O Brasil aprova o lecanemabe, medicamento capaz de retardar a progressão do Alzheimer, com lançamento previsto para junho após aprovação da Anvisa. A terapia é indicada para pacientes em fases iniciais da doença, especialmente com comprometimento cognitivo leve.
O lecanemabe, comercializado como Leqembi, representa uma mudança significativa no tratamento do Alzheimer ao atuar diretamente nos mecanismos biológicos da doença. Ele complementa o donanemabe, aprovado em abril de 2025, ambos pertencentes à classe dos anticorpos monoclonais antiamiloide.
Esses medicamentos não curam o Alzheimer nem recuperam completamente as funções cognitivas perdidas, mas retardam o avanço da doença, o que pode ter impacto importante para pacientes e famílias. O diagnóstico precoce torna-se fundamental, pois as terapias são indicadas para estágios iniciais ou comprometimento cognitivo leve, e muitos pacientes ainda chegam tardiamente ao especialista.

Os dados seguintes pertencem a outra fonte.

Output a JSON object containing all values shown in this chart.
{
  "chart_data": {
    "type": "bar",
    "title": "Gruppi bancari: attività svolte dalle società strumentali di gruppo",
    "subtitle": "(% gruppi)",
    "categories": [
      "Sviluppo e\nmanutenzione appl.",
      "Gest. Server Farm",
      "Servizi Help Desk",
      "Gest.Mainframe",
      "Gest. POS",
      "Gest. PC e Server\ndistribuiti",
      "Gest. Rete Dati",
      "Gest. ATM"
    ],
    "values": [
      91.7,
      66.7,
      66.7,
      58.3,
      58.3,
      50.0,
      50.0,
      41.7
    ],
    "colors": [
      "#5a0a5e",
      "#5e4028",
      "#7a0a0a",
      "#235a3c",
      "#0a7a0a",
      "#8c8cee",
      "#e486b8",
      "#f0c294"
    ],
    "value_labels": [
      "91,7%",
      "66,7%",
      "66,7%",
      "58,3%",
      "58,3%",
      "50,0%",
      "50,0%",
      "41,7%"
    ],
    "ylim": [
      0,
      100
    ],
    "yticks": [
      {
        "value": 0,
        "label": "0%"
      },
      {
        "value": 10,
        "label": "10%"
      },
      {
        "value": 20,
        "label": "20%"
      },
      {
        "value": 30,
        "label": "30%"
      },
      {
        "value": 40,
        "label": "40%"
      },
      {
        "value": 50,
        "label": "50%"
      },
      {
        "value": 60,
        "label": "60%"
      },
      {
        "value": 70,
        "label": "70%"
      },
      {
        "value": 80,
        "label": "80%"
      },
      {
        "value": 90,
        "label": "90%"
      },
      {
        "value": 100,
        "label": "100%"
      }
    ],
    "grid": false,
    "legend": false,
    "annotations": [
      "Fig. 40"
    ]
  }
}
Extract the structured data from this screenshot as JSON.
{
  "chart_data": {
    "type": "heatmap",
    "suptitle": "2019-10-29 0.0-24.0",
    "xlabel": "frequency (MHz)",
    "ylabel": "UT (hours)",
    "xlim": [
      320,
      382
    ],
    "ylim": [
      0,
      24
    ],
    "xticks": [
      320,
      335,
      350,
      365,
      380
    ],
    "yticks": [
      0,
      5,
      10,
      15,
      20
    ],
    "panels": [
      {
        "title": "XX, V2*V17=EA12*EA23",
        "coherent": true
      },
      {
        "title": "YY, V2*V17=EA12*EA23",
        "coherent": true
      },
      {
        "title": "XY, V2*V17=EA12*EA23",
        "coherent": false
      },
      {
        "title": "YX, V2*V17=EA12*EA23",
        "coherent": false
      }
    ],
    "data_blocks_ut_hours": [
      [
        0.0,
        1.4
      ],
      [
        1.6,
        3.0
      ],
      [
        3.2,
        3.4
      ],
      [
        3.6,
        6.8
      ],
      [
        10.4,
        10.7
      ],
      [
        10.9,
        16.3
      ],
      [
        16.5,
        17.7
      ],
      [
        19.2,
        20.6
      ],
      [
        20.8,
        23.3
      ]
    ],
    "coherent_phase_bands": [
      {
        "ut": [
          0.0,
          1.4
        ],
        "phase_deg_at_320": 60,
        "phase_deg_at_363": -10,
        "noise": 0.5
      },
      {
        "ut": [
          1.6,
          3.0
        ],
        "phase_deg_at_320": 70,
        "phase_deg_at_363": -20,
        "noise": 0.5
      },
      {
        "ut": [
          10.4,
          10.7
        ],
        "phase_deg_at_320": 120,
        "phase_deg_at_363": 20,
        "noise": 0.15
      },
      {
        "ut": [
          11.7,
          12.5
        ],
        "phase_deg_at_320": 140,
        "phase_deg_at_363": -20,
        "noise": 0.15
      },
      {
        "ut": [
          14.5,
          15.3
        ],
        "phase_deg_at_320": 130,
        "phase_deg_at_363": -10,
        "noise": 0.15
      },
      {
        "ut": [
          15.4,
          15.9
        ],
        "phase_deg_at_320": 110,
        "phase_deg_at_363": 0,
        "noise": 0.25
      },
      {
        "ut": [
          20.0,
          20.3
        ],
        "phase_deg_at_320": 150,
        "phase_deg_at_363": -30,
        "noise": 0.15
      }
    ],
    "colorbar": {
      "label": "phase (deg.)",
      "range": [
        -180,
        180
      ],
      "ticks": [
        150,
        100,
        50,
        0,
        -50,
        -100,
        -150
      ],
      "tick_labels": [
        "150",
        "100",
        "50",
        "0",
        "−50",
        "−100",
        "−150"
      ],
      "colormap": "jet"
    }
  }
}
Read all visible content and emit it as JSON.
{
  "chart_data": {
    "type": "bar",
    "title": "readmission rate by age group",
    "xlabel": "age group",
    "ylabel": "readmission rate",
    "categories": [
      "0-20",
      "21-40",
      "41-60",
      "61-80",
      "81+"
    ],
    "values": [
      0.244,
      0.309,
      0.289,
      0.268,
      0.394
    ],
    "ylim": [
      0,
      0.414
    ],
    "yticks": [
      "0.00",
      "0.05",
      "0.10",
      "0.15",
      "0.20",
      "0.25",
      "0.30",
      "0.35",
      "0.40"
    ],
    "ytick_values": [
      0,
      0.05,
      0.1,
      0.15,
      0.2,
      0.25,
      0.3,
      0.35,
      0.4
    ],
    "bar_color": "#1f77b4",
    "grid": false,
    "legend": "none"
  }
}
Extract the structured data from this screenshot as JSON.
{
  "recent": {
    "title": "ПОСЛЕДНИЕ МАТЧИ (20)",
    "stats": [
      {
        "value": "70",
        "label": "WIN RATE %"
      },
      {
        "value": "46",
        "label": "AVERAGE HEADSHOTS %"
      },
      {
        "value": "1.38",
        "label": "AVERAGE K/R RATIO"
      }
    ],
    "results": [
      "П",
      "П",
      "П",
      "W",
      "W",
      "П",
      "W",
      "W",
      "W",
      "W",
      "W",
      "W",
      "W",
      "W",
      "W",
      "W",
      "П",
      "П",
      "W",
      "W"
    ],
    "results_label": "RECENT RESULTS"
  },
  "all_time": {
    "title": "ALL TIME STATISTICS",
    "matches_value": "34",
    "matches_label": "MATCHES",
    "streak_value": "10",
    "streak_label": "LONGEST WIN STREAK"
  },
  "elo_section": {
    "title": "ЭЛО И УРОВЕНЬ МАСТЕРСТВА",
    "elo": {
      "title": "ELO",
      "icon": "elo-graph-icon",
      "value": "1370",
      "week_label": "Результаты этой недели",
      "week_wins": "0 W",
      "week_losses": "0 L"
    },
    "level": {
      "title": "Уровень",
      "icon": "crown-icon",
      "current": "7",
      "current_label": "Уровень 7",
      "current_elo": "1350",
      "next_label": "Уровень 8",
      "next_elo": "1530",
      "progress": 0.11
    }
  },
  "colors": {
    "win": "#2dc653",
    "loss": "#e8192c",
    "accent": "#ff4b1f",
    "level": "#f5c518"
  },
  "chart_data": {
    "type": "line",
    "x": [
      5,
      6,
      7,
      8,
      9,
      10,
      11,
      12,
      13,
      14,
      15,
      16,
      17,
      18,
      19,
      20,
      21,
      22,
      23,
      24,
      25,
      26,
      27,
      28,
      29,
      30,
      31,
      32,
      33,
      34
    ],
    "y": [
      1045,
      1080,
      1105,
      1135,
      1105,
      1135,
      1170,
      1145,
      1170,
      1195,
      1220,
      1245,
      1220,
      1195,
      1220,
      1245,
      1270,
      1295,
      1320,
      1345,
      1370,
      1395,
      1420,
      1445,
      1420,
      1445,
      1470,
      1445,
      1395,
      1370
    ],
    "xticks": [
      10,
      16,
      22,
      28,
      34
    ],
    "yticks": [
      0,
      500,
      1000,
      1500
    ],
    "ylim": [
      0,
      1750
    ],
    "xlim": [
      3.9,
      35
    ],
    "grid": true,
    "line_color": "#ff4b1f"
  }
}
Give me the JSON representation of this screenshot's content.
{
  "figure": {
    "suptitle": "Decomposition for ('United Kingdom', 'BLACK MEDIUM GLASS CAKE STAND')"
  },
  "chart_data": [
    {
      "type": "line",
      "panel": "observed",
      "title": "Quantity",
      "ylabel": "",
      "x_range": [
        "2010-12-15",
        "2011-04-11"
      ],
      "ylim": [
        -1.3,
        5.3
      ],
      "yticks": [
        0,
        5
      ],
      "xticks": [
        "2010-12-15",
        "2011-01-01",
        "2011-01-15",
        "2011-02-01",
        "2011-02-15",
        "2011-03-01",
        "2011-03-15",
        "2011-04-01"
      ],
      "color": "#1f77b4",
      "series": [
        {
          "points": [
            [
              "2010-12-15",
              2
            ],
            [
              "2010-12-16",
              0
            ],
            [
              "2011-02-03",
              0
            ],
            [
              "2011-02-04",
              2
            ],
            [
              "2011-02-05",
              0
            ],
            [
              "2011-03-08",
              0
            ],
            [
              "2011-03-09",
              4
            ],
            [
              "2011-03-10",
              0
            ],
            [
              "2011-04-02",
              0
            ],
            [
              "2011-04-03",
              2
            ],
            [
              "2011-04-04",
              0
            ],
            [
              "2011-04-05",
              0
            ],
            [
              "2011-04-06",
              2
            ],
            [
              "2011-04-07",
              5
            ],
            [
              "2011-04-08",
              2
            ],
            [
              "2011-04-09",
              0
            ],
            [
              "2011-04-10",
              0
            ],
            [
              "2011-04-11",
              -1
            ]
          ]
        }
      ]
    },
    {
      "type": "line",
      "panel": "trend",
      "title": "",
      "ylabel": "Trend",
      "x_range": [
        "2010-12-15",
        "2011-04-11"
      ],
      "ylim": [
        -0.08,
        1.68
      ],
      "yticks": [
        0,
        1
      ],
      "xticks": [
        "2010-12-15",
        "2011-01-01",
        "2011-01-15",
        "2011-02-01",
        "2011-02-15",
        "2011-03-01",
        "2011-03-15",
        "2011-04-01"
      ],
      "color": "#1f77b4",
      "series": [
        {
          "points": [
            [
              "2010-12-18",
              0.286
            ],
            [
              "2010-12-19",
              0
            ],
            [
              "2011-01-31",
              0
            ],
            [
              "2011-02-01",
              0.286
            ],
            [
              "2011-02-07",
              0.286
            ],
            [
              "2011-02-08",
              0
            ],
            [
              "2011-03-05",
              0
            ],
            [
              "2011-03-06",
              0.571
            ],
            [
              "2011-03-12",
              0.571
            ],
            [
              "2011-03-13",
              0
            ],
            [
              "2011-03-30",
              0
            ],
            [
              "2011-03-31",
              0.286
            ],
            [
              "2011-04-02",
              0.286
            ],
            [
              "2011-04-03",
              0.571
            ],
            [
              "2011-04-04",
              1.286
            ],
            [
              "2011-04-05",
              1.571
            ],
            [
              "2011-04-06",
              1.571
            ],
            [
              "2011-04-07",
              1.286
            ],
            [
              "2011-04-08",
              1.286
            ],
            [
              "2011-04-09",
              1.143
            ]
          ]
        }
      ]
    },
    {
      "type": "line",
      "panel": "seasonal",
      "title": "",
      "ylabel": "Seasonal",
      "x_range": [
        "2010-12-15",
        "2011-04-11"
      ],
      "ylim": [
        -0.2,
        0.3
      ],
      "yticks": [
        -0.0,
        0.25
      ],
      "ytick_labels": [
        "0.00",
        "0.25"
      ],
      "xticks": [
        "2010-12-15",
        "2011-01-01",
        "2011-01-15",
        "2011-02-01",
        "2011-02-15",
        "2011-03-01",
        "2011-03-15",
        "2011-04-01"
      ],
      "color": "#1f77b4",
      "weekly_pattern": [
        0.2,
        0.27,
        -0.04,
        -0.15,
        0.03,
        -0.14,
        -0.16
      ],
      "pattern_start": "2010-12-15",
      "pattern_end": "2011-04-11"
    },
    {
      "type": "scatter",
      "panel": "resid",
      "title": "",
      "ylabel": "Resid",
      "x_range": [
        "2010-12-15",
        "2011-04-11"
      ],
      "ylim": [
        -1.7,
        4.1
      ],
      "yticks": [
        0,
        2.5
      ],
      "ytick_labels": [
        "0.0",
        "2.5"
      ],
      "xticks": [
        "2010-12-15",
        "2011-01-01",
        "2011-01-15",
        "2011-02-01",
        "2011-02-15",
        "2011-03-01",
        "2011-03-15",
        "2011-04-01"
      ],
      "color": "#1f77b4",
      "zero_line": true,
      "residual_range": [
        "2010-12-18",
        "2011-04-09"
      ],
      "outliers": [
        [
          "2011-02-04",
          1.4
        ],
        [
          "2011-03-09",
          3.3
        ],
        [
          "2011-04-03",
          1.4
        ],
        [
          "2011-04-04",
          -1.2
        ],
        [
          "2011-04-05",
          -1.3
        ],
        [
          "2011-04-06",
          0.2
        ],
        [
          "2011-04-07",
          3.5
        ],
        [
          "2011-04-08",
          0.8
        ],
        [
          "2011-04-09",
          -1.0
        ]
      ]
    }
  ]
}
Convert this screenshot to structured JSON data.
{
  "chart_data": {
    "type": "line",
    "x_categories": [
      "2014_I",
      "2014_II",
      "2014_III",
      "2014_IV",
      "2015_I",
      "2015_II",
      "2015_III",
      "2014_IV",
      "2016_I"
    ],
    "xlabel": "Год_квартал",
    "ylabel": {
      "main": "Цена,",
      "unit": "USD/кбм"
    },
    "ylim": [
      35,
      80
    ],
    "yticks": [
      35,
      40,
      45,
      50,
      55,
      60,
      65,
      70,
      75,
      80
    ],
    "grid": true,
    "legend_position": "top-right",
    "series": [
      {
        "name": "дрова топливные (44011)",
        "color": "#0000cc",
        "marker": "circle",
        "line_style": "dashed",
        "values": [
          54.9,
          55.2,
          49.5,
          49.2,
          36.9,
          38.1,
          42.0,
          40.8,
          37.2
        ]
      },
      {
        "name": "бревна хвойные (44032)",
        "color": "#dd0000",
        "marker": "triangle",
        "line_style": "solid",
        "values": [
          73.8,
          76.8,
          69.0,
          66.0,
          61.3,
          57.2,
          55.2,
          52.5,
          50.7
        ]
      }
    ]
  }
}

O tratamento exige critérios rigorosos, exames específicos para confirmação diagnóstica e monitoramento devido a possíveis efeitos adversos, como edema cerebral e micro-hemorragias. Além disso, o alto custo e a necessidade de estrutura especializada levantam questões sobre o acesso e a desigualdade no Brasil.
Especialistas apontam que a chegada dessas terapias marca o início de uma nova era na neurologia, com transição de uma abordagem paliativa para uma que modifica biologicamente a progressão do Alzheimer. O envelhecimento populacional torna urgente a discussão sobre saúde cerebral, diagnóstico precoce e políticas públicas para ampliar o acesso e a formação de especialistas.